The leader of Barking and Dagenham council, Darren Rodwell, took to Twitter on Thursday to call for more time for people to switch over to cleaner vehicles, while also questioning the effectiveness of Sadiq Khan’s planned scrappage scheme.
It is the first time a Labour-led council has publicly voiced opposition to the mayor’s current plan, and adds to the growing body of voices raising concerns about the August expansion.
When launched, the Ulez will cover all of London’s 32 boroughs, with drivers having to pay £12.50 a day if their cars do not meet emissions standards. It is estimated that there are around 30,000 non-compliant vans that use the expanded zone each day.
In a message on Twitter, Mr Rodwell, who is campaigning to be the MP for Barking, wrote that people needed a greater lead-in time to take advantage of any scrappage schemes, given the cost-of-living pressures people were facing.
He said that his council had also lobbied for a far more comprehensive and generous scrappage scheme than the current £100m plan.
The intervention by Mr Rodwell is the first major opposition to the current plan by a leader and council from Sadiq Khan’s own party. Over recent weeks, a number of Lib Dem and Conservative-led councils have vowed to take action to stop the expansion. Lib Dem-led Sutton Council, as well as Conservative boroughs Bexley and Harrow, said they would look to block the installation of Ulez cameras within their areas.

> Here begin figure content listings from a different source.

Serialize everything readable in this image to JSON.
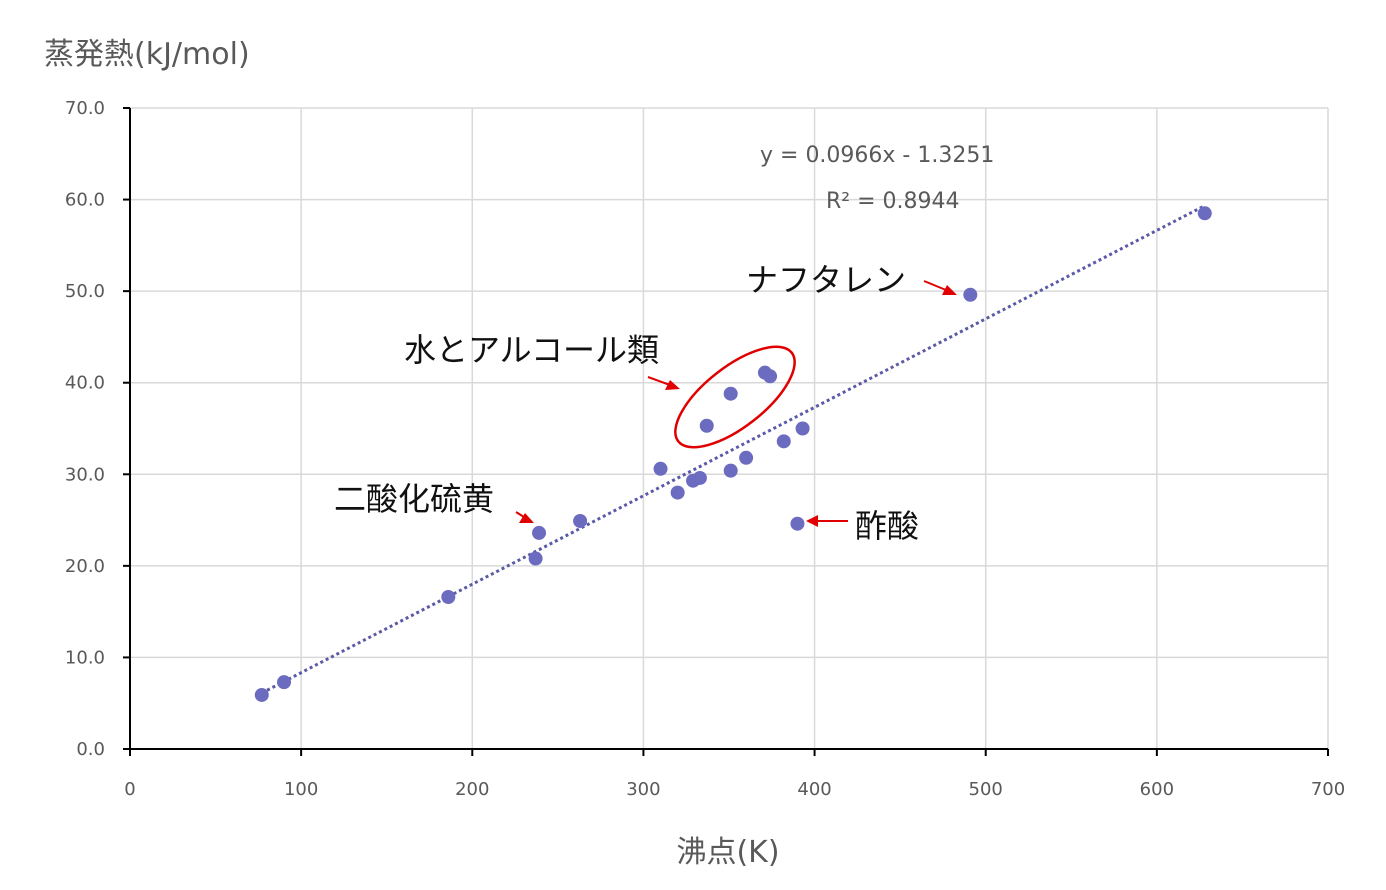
{
  "chart_data": {
    "type": "scatter",
    "ylabel": "蒸発熱(kJ/mol)",
    "xlabel": "沸点(K)",
    "xlim": [
      0,
      700
    ],
    "ylim": [
      0,
      70
    ],
    "x_ticks": [
      0,
      100,
      200,
      300,
      400,
      500,
      600,
      700
    ],
    "x_tick_labels": [
      "0",
      "100",
      "200",
      "300",
      "400",
      "500",
      "600",
      "700"
    ],
    "y_ticks": [
      0,
      10,
      20,
      30,
      40,
      50,
      60,
      70
    ],
    "y_tick_labels": [
      "0.0",
      "10.0",
      "20.0",
      "30.0",
      "40.0",
      "50.0",
      "60.0",
      "70.0"
    ],
    "grid": true,
    "series": [
      {
        "points": [
          {
            "x": 77,
            "y": 5.9
          },
          {
            "x": 90,
            "y": 7.3
          },
          {
            "x": 186,
            "y": 16.6
          },
          {
            "x": 237,
            "y": 20.8
          },
          {
            "x": 239,
            "y": 23.6
          },
          {
            "x": 263,
            "y": 24.9
          },
          {
            "x": 310,
            "y": 30.6
          },
          {
            "x": 320,
            "y": 28.0
          },
          {
            "x": 329,
            "y": 29.3
          },
          {
            "x": 333,
            "y": 29.6
          },
          {
            "x": 337,
            "y": 35.3
          },
          {
            "x": 351,
            "y": 38.8
          },
          {
            "x": 351,
            "y": 30.4
          },
          {
            "x": 360,
            "y": 31.8
          },
          {
            "x": 371,
            "y": 41.1
          },
          {
            "x": 374,
            "y": 40.7
          },
          {
            "x": 382,
            "y": 33.6
          },
          {
            "x": 390,
            "y": 24.6
          },
          {
            "x": 393,
            "y": 35.0
          },
          {
            "x": 491,
            "y": 49.6
          },
          {
            "x": 628,
            "y": 58.5
          }
        ],
        "color": "#6B6BBF"
      }
    ],
    "trendline": {
      "slope": 0.0966,
      "intercept": -1.3251,
      "x_range": [
        77,
        628
      ],
      "equation_text": "y = 0.0966x - 1.3251",
      "r2_text": "R² = 0.8944"
    },
    "annotations": [
      {
        "text": "ナフタレン"
      },
      {
        "text": "水とアルコール類"
      },
      {
        "text": "二酸化硫黄"
      },
      {
        "text": "酢酸"
      }
    ],
    "colors": {
      "point": "#6B6BBF",
      "trendline": "#5A5AA8",
      "highlight": "#E00000",
      "grid": "#D9D9D9",
      "axis": "#000000"
    }
  }
}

There is currently a consortium of four boroughs, including Hillingdon and Bromley, which is looking into legal options to try and force Mr Khan to stop the plan.

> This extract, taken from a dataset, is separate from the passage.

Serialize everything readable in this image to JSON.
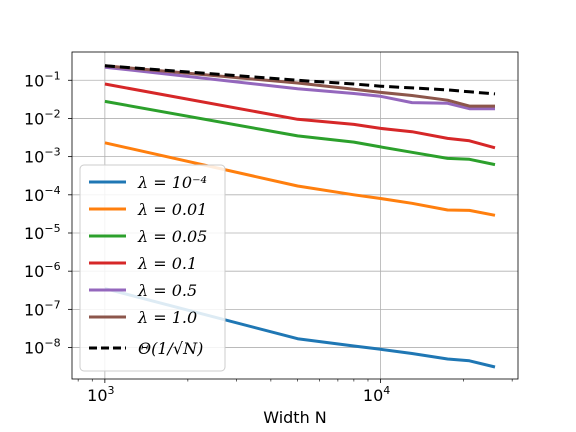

In his tweet, Mr Rodwell said he wanted to make it clear that he did not believe that there was a legal basis to challenge Ulez expansion, like other authorities had suggested.
He added: “We must take air quality seriously but any initiatives must take full account of how people will be affected financial and must do as much as possible to mitigate that.”
Mr Khan has repeatedly said that the reason for the Ulez expansion is to reduce air pollution in the city, stating that around 4,000 Londoners die prematurely as a result of toxic air every year.
A GLA spokesperson said: “The Mayor has listened to Londoners … which is why a number of modifications were announced to the scheme following feedback in the consultation.”